A black Diversity, Equity and Inclusion (DEI) director who was fired by her California community college filed a lawsuit last week accusing the school of “illegally targeting White people.”
Tabia Lee, a tenured faculty member, was fired in March by De Anza College, a public community college in the San Jose area, after she said she questioned antiracist “orthodoxy” in her position as DEI director.
“I was told that [I] was supposed to only advance what at that time I was calling a third-wave antiracism ideology,” Lee said in March.
On July 10, Lee filed a lawsuit against the college, alleging a hostile DEI department “illegally targeting White people on the basis of race.”
The complaint says Lee, who is black, was accused of “whitesplaining” and not being the “right kind of Black person.”
“She happens to be Black, but first and foremost, Dr. Lee is a teacher dedicated to humanism and civil rights,” the complaint reads. “She teaches that people should not be judged by the color of their skin but by the content of their character. De Anza is hostile to this concept.”
The community college district reportedly informed Lee in a letter that the official reasons for her firing was a “persistent inability to demonstrate cooperation in working with colleagues and staff,” her “unwillingness to accept constructive criticism” and “no expectation on the part of the Tenure Review Committee … that improvements in these two critical areas can ever be achieved.”
“These are people who should definitely know better,” Lee told Newsweek. “And the way that they behaved was what they claim other people do to marginalized people. They literally marginalized me as an individual, and they shunned me and they worked really hard to push me out.”
Lee previously said her termination came after she questioned and objected to some of the DEI department’s initiatives, Inside Higher Ed reported.
She objected to the college’s land acknowledgments for a Native American tribe, she tried to spearhead a “Jewish inclusion” event on campus, she refused to join a “socialist network,” she declined to use the gender-neutral term “Latinx,” and she asked why “Black” was capitalized but not “white.”
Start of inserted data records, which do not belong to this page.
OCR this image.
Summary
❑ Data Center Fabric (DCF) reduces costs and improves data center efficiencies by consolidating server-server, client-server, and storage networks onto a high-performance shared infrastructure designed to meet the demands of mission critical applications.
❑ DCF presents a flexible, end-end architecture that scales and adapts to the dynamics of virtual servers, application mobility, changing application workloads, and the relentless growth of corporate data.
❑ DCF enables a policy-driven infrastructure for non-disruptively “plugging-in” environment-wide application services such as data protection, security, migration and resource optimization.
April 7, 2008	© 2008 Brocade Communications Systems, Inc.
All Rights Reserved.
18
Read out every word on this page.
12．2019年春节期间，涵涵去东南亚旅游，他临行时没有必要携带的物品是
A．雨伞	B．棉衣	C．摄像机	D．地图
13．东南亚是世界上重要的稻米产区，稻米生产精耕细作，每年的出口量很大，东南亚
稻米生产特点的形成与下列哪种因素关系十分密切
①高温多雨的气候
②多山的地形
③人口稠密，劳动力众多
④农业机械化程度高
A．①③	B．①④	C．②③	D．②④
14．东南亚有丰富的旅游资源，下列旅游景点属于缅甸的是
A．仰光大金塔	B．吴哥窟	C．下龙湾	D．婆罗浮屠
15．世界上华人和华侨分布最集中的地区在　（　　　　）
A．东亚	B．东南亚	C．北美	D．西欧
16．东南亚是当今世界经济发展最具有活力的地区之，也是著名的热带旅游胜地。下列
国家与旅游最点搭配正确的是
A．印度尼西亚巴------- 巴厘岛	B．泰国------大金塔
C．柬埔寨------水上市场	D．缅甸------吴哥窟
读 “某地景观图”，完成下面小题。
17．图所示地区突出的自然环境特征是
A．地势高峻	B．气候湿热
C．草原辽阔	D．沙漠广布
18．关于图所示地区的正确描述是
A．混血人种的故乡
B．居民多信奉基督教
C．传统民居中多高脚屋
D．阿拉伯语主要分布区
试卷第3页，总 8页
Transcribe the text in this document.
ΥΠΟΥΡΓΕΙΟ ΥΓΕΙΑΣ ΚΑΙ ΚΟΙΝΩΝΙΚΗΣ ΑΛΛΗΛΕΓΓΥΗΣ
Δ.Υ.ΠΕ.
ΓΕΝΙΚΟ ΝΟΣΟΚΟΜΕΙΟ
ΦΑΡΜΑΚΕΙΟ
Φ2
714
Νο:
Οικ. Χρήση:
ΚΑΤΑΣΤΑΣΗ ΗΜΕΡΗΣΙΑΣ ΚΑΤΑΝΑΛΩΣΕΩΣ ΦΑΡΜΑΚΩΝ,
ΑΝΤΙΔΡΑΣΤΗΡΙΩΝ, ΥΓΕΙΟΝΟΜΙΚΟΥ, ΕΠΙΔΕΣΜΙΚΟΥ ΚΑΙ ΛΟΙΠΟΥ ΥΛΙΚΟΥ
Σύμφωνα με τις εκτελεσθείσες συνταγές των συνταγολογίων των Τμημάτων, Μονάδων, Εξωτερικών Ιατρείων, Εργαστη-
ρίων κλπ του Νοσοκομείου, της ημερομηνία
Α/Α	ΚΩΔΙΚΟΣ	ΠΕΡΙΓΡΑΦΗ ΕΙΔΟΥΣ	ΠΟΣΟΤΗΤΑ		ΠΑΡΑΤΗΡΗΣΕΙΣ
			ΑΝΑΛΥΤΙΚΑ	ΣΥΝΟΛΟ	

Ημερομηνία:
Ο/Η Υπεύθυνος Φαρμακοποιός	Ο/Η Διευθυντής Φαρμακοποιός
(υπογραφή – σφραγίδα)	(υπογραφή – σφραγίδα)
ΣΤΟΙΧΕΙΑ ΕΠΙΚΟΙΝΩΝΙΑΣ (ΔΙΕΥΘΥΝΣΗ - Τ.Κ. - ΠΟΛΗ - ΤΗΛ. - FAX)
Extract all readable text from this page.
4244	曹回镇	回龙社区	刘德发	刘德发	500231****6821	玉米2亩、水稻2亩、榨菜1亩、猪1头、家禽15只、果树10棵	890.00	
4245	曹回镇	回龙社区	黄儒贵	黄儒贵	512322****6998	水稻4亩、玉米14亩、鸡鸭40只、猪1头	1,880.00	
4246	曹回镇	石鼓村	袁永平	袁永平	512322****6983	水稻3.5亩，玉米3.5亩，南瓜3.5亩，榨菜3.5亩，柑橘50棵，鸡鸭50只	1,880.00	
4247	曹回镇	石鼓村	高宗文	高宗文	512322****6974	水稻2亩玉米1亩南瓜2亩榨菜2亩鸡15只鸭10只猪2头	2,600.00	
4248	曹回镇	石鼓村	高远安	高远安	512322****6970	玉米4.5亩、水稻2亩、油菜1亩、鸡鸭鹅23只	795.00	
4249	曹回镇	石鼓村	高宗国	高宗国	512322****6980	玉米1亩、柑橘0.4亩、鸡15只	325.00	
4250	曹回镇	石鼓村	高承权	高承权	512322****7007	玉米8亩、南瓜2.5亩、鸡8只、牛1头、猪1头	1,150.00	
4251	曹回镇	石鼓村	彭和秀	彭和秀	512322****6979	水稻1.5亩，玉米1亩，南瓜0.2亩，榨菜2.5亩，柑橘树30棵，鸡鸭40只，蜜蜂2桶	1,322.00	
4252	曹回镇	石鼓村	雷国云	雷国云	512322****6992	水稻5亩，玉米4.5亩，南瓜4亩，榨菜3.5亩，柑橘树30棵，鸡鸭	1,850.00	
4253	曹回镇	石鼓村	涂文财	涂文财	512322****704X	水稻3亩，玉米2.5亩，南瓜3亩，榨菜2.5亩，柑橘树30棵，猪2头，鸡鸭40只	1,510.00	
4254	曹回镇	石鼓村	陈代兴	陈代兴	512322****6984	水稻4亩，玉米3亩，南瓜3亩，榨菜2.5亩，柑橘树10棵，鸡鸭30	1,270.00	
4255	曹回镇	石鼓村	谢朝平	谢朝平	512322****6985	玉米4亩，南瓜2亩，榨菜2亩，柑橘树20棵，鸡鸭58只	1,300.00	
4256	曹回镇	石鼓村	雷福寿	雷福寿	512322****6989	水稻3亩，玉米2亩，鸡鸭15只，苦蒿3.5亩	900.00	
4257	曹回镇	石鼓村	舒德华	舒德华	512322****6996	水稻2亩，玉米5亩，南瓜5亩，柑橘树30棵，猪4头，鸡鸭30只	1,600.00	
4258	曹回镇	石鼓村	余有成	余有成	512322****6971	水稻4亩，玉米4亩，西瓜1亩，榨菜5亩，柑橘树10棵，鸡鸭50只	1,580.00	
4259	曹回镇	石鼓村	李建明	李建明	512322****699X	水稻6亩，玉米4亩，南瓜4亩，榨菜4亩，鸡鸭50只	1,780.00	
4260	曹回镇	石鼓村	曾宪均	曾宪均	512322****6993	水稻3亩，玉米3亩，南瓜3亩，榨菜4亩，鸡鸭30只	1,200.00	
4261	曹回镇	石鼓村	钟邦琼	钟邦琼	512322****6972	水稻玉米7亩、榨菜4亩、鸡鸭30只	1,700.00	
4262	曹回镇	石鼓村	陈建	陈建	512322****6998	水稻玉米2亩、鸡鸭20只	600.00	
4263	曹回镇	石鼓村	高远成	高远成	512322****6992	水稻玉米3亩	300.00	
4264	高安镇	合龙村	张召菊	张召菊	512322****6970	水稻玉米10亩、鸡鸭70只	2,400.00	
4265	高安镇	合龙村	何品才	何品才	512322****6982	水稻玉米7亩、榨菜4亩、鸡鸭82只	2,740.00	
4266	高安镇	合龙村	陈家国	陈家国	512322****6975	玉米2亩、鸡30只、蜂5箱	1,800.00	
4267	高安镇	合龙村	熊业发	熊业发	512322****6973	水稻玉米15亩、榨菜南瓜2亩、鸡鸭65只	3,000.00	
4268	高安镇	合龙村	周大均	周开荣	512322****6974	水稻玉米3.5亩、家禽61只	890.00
Lee said she was called a “b****” and dictatorial” for suggesting a pause on the college’s land acknowledgements, when what she actually wanted to do was add changes that the Native American tribes themselves suggested.
Lee also said the same person who invited her to join the “socialist network” accused her of disrespecting a Black Lives Matter founder.
At one point, a college employee even accused her of supporting white supremacy, Lee said.
She also said, “I no longer participate in gender pronouns because I find that the same toxic ideologies around race ideologies are now being advanced under gender ideologies.”
Lee currently wants her old faculty position back along with restitution for financial damages.
The community college district said in a statement that it “has an obligation to protect privacy in personnel matters.”
“Without commenting on any specific matter, we can share that faculty members have comprehensive due process and appeal rights both under the law and negotiated through their bargaining unit,” Foothill-De Anza Community College District said.